There are always implied assumptions, like assuming that there are no bugs in the kernel drivers themselves, and assuming that memory is not damaged.

Saying "we cannot achieve anything because there might be firmware bugs" is technically true, but completely counter-productive. Adding "A little bit better or worse is not that big of a deal" is just bad engineering -- can you imagine doctor saying, "you might get hit by a car at any time, so I decided it is not worth it to heal you"?

zzzcpan · on May 29, 2019

We can achieve a lot on top of unreliable components, buggy kernels, buggy firmware. Make unbelievably reliable systems. But can't, if we assume we can rely on unreliable components. This is what bad engineering is.

kabdib · on May 29, 2019

In this case, that stability is a promise from a SAN, a commercial product that has a very good reliability track record. We're pretty confident that the data we write is going to be stable, unless there's a physical disaster like a fire . . . which is why we write to multiples of these, which are physically distributed, have staggered software update schedules, etc. etc.

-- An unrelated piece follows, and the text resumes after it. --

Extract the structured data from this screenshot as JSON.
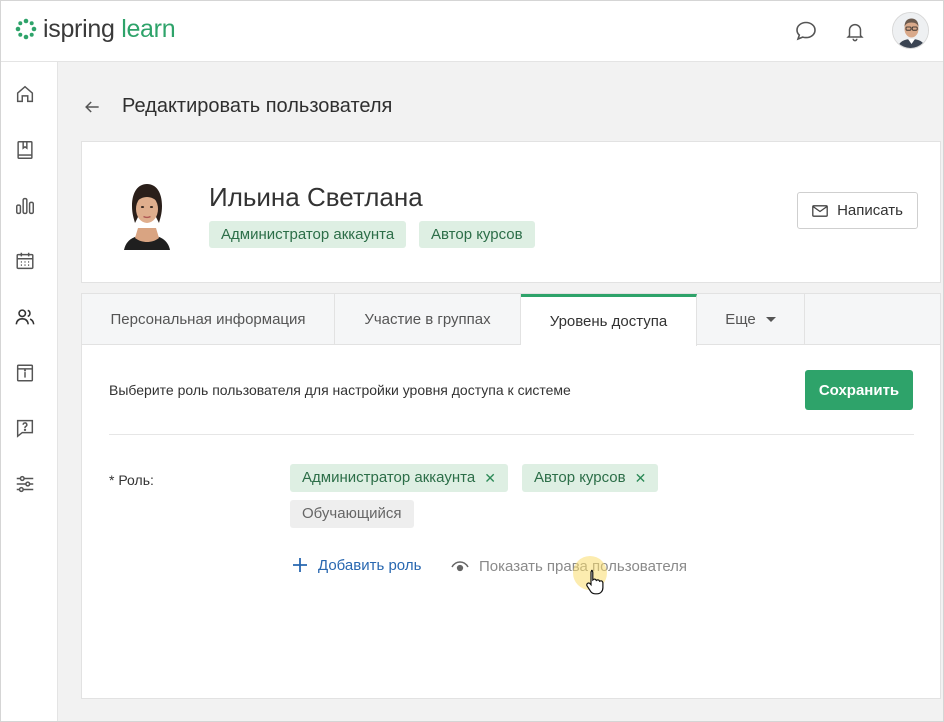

You can still lose everything, you can't control all failure modes. But you can plan for and protect against common disasters.

The original discussion was about the lack of OS support for proper flushing and making data stable. I think the lack of decent support for this is a decades-long travesty; claims that the lack of this functionality doesn't matter because "there might be firmware bugs in the storage system, so why bother?" are specious and unhelpful.

caf · on May 30, 2019

The support for flushing and making data stable has been around for a long time.

The problem is that using that support kills performance, so apps often don't.